# ARFF to HDF5 Conversion


### This notebook processes ARFF files extracted from the Berlin Database of Emotional Speech using OpenSMILE and converts them into HDF5 format for training. It splits the data into training and testing sets.

##  Imports and Setup

In [2]:
import arff
import numpy as np
import scipy
import os
import pandas as pd
import chardet
import shutil
import subprocess
import shlex
import random
import h5py

arff_folder_path=""
silb_data_path=""
audio_data_path=""
save_folder_path=""

config_path=""
print(config_path)

/Users/henry/Desktop/Programming/Thesis/emotion_speech_classification.nosync/models/Open_Smile_Features/config/compare16/ComParE_2016.conf


## Dataset Creation Function

Iterates through ARFF files in a specified folder.
Extracts class labels from filenames (EmoDB convention).
Splits data into training (90%) and testing (10%) sets.
Reads ARFF data, handles missing values, and reshapes it.
Saves the features and labels into separate HDF5 files (train_*.h5 and test_*.h5).

In [None]:
def create_dataset_with_arff(dataset_name, folder_path):
    def get_class(filename):
        if "W" in filename[5]:
            return 0
        if "L" in filename[5]:
            return 1
        if "E" in filename[5]:
            return 2
        if "A" in filename[5]:
            return 3
        if "F" in filename[5]:
            return 4
        if "T" in filename[5]:
            return 5
        if "N" in filename[5]:
            return 6
    # assert dataset_name[-3:]!=".h5"
    list_files=os.listdir(folder_path)
    num_files = len(list_files)
    num_train = int(num_files * 0.9)  
    training_list = random.sample(list_files, num_train)
    testing_list = [file for file in list_files if file not in training_list]
    train_dataset = h5py.File(("train_"+dataset_name), mode="w", libver="latest")
    for file in training_list:
        file_path = os.path.join(folder_path, file)
        if os.path.isfile(file_path):
            if file_path[-4:]=="arff":
                with open(file_path, 'r') as _file:
                    arff_data = arff.load(_file)
                    data=np.array(arff_data['data'])                
                filename = str(file).replace(".arff", "")
                data_series = pd.Series(data[0]) 
                data_series = pd.to_numeric(data_series, errors='coerce') 
                data_series.fillna(0, inplace=True)
                print(data_series.shape)
                data_series=np.array(data_series).reshape(1,90)
                # data_series = np.array(data_series).reshape(1, -1)
                h5spec = train_dataset.create_dataset(filename, data=data_series)
                h5spec.attrs["class_label"] = get_class(filename)                    
    train_dataset.close()
    test_dataset = h5py.File(("test_"+dataset_name), mode="w", libver="latest")
    for file in testing_list:
        file_path = os.path.join(folder_path, file)
        if os.path.isfile(file_path):
            if file_path[-4:]=="arff":
                with open(file_path, 'r') as _file:
                    arff_data = arff.load(_file)
                    data=np.array(arff_data['data']) 
                data_series = pd.Series(data[0]) 
                data_series = pd.to_numeric(data_series, errors='coerce') 
                data_series.fillna(0, inplace=True)
                data_series=np.array(data_series).reshape(1,90)
                filename = file.replace(".arff", "")
                h5spec = test_dataset.create_dataset(filename, data=data_series)
                h5spec.attrs["class_label"] = get_class(filename) 
    test_dataset.close()
    print("Train and test dataset created")

## Execution

Sets up the file paths and calls the create_dataset_with_arff function to generate the datasets.
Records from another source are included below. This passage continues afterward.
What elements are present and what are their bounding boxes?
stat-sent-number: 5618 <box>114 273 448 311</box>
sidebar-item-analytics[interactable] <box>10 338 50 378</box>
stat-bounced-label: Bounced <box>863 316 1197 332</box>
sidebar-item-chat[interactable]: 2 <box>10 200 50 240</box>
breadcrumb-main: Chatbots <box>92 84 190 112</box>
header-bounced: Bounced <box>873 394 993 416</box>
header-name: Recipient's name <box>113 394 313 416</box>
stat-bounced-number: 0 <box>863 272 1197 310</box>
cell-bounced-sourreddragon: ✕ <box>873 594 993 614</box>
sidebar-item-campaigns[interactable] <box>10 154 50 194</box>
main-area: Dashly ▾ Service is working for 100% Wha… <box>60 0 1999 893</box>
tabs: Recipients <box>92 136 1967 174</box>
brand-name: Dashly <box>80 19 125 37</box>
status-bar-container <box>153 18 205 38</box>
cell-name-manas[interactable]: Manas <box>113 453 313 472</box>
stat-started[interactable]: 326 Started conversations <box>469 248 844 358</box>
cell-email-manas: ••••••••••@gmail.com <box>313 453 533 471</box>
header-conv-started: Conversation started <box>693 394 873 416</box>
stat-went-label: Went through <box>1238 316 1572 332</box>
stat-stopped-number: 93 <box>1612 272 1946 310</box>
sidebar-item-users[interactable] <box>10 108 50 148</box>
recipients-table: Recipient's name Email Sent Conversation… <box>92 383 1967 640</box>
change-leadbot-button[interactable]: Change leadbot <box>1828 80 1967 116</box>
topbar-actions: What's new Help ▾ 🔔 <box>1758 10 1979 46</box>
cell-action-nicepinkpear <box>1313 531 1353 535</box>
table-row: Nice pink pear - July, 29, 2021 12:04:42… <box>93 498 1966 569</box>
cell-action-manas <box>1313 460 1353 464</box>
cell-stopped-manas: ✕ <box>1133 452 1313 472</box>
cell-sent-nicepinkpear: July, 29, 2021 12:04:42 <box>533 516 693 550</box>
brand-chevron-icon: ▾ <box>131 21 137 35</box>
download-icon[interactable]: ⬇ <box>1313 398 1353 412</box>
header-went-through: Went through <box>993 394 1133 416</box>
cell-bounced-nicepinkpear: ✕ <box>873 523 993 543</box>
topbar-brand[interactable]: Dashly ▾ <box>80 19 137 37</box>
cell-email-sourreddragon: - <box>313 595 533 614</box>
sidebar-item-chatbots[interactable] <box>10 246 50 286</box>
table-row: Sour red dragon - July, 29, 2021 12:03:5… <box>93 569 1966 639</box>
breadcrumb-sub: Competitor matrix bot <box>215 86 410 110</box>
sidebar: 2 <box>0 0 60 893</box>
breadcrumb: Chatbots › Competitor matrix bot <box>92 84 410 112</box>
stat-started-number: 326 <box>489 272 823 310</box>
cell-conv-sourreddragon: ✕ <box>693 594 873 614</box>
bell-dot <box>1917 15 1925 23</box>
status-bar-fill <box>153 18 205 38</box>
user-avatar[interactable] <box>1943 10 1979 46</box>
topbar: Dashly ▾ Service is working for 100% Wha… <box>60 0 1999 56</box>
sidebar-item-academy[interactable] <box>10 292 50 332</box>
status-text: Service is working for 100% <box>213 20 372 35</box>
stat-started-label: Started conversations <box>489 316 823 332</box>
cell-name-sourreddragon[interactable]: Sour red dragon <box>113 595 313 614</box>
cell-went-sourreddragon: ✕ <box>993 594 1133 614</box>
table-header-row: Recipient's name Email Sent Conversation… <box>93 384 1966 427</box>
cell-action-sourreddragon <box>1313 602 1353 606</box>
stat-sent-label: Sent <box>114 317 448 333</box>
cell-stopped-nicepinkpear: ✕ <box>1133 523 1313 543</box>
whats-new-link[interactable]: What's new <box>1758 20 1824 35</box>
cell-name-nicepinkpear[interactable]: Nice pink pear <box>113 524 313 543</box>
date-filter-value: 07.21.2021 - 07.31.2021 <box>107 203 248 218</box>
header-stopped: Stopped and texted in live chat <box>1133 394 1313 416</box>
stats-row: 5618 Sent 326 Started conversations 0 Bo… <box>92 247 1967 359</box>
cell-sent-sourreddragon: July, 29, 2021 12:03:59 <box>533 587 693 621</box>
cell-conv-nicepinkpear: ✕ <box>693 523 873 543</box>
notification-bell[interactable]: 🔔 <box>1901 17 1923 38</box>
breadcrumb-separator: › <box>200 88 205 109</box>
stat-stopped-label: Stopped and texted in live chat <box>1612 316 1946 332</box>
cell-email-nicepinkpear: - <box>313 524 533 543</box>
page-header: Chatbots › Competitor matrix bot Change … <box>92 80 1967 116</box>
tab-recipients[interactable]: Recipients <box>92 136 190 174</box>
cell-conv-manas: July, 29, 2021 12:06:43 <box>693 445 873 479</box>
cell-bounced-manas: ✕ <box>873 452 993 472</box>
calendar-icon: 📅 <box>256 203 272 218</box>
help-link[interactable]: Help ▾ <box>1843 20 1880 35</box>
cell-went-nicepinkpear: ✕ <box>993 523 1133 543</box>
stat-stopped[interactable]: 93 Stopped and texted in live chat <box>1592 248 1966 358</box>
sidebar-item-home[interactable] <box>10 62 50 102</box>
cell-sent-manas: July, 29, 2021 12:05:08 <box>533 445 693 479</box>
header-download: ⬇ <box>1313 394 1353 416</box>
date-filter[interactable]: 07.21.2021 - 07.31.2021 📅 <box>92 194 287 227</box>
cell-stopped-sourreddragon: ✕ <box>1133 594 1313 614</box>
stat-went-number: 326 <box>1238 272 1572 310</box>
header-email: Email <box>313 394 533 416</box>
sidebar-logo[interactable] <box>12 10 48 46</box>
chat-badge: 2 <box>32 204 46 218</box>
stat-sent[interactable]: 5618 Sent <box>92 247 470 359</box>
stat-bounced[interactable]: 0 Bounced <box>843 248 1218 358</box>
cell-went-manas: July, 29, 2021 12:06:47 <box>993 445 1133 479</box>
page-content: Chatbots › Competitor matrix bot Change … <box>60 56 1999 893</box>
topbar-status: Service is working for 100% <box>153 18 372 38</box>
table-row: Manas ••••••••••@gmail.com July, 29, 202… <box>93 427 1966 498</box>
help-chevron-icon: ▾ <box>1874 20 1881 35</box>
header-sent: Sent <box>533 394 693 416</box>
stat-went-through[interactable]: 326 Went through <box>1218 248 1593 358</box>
It also handles the removal of existing HDF5 files to prevent conflicts.

In [None]:
folder_path="../data/EmoDB/arff_files/"

dataset=f"EmoDB_eGeMaps.h5"
trainset="train_"+dataset
testset="test_"+dataset

file_path1=os.path.join(os.getcwd(), trainset)
if os.path.isfile(file_path1):
    os.remove(file_path1)

file_path2=os.path.join(os.getcwd(), testset)
if os.path.isfile(file_path2):
    os.remove(file_path2)

create_dataset_with_arff(dataset, folder_path)